3. La chiesa vive nella tensione fra cura dei rapporti e necessità di testimoniare. Sabina Baral («La chiesa tra orizzontalità e verticalità. Da comunità di ascolto a comunità di annuncio») ha preso sul serio il bisogno, espresso da molti, di un luogo dove dare e avere aiuto reciproco: a una successiva domanda, tuttavia, le assemblee hanno risposto che essere una comunità di credenti implica riconoscere che essa si fonda sulla Parola di Dio e su Gesù Cristo, da annunciare certo all’esterno, ma in primo luogo all’interno; senza annuncio è difficile essere capaci di un ascolto che, a quel punto, può essere esercitato da altre figure e professionalità. Senza centralità della Parola, si corre il rischio che anche l’azione diaconale, in particolare la Diaconia valdese, sia percepita come importante, ma come opera di tecnici, come discosta dalle chiese.

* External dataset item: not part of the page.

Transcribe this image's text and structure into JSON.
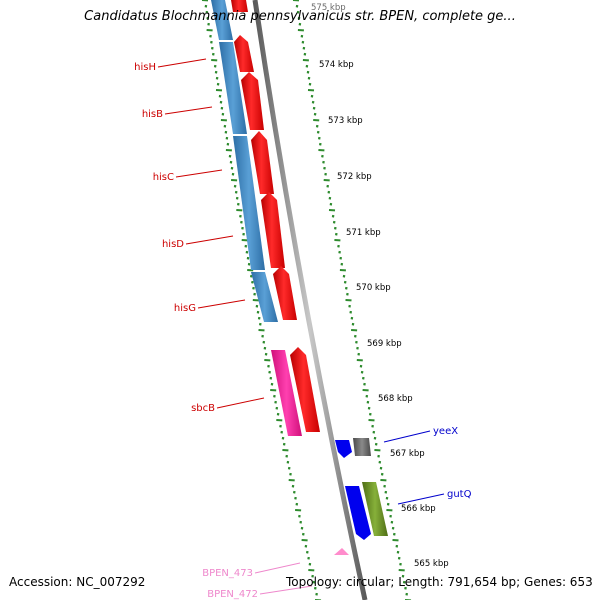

4. La Chiesa valdese, piccola di per sé, è inserita in una più ampia famiglia, e in questa famiglia gode di una considerazione che le viene dalla storia, ma anche da azioni svolte direttamente in Italia (come i corridoi umanitari) o finanziate nel mondo tramite otto per mille. Claudio Pasquet («Appartenere alla famiglia riformata mondiale: aiuto, speranza e stimolo») ha chiarito che la nostra chiesa di molti organismi è addirittura socio fondatore: in altri tempi, decenni fa o ancor più, quando l’ecumene era pensata con una centratura tutta europea. Oggi il baricentro si è spostato, e ogni occasione di collaborazione con altre strutture può essere utile stimolo, soprattutto per quanto riguarda i metodi di lavoro, su cui c’è sempre da imparare.

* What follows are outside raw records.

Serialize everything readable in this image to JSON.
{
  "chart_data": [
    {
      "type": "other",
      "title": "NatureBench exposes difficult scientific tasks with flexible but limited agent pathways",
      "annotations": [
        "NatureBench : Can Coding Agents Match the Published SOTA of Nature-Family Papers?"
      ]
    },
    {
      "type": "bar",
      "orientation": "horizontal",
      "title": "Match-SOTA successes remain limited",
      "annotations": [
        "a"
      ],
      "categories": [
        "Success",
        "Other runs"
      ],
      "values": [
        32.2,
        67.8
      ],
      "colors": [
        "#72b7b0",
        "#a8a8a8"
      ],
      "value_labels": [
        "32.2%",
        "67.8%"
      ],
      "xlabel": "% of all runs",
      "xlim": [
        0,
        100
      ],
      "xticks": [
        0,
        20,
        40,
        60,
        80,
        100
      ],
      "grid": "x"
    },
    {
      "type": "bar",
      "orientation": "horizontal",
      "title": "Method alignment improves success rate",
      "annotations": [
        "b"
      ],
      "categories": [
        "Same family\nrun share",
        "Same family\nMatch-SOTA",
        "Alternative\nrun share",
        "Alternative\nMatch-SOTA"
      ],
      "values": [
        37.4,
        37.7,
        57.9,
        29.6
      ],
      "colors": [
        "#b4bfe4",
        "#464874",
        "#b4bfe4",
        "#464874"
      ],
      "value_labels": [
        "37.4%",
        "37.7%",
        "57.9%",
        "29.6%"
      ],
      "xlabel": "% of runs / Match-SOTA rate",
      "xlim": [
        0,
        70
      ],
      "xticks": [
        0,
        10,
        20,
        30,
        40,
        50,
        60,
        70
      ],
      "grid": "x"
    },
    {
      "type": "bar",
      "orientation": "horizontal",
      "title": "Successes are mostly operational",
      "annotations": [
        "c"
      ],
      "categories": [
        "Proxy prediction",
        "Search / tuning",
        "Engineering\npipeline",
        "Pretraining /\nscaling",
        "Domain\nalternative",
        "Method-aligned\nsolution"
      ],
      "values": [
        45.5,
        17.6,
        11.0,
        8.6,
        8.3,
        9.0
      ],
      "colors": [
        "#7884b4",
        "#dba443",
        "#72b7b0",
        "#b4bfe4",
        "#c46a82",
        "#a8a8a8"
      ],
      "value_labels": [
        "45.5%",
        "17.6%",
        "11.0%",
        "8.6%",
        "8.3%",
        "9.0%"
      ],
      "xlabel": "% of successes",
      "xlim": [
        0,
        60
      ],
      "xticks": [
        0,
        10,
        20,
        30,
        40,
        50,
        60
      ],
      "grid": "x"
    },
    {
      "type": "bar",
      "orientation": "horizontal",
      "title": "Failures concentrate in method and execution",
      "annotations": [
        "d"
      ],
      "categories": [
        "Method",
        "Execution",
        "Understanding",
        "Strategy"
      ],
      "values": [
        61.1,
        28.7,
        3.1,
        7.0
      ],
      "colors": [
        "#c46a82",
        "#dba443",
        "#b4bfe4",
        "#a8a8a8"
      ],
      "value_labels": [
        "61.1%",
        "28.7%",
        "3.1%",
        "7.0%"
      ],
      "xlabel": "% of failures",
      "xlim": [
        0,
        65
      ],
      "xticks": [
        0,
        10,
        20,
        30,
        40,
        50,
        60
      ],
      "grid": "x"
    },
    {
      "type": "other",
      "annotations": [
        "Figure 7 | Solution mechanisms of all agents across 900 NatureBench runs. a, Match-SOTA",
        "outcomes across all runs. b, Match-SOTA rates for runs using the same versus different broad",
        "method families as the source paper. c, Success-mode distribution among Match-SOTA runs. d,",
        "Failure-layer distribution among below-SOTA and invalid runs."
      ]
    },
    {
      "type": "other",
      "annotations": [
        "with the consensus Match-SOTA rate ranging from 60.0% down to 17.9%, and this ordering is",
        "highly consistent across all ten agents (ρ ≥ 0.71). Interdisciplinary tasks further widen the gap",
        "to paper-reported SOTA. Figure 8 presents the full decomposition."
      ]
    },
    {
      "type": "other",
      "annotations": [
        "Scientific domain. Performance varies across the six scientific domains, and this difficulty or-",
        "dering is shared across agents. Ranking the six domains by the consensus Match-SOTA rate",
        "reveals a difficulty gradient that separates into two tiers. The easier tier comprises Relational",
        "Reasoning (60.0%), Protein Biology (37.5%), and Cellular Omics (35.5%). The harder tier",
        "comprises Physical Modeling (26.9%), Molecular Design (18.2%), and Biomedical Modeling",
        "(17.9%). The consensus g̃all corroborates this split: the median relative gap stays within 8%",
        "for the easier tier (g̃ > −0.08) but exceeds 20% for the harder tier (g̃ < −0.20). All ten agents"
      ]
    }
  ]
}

Alcuni interventi hanno chiuso la mattina e i gruppi di lavoro hanno cercato di rispondere alle domande che (una ciascuno) i relatori hanno espresso. Ne traggo solo alcuni ulteriori stimoli, senza ricondurli alle rispettive relazioni: la consapevolezza che la chiesa valdese è «ordinata» anche perché non è gerarchizzata (se non nella gerarchia di assemblee); l’accettazione che oggi tutto, anche le conversioni, sono a carattere intermittente: non scoraggiarsi, dunque, di fronte a segnali che paiono contraddittori; spesso i non valdesi riconoscono il valore della predicazione delle nostre chiese; c’è infine in esse, ben avvertito, un bisogno di preghiera che non si può ignorare, che ci interpella. E allora, dopo questa carrellata, molti sono i problemi, ma più grande di essi è la fiducia in chi ci salva e mantiene sempre le proprie promesse.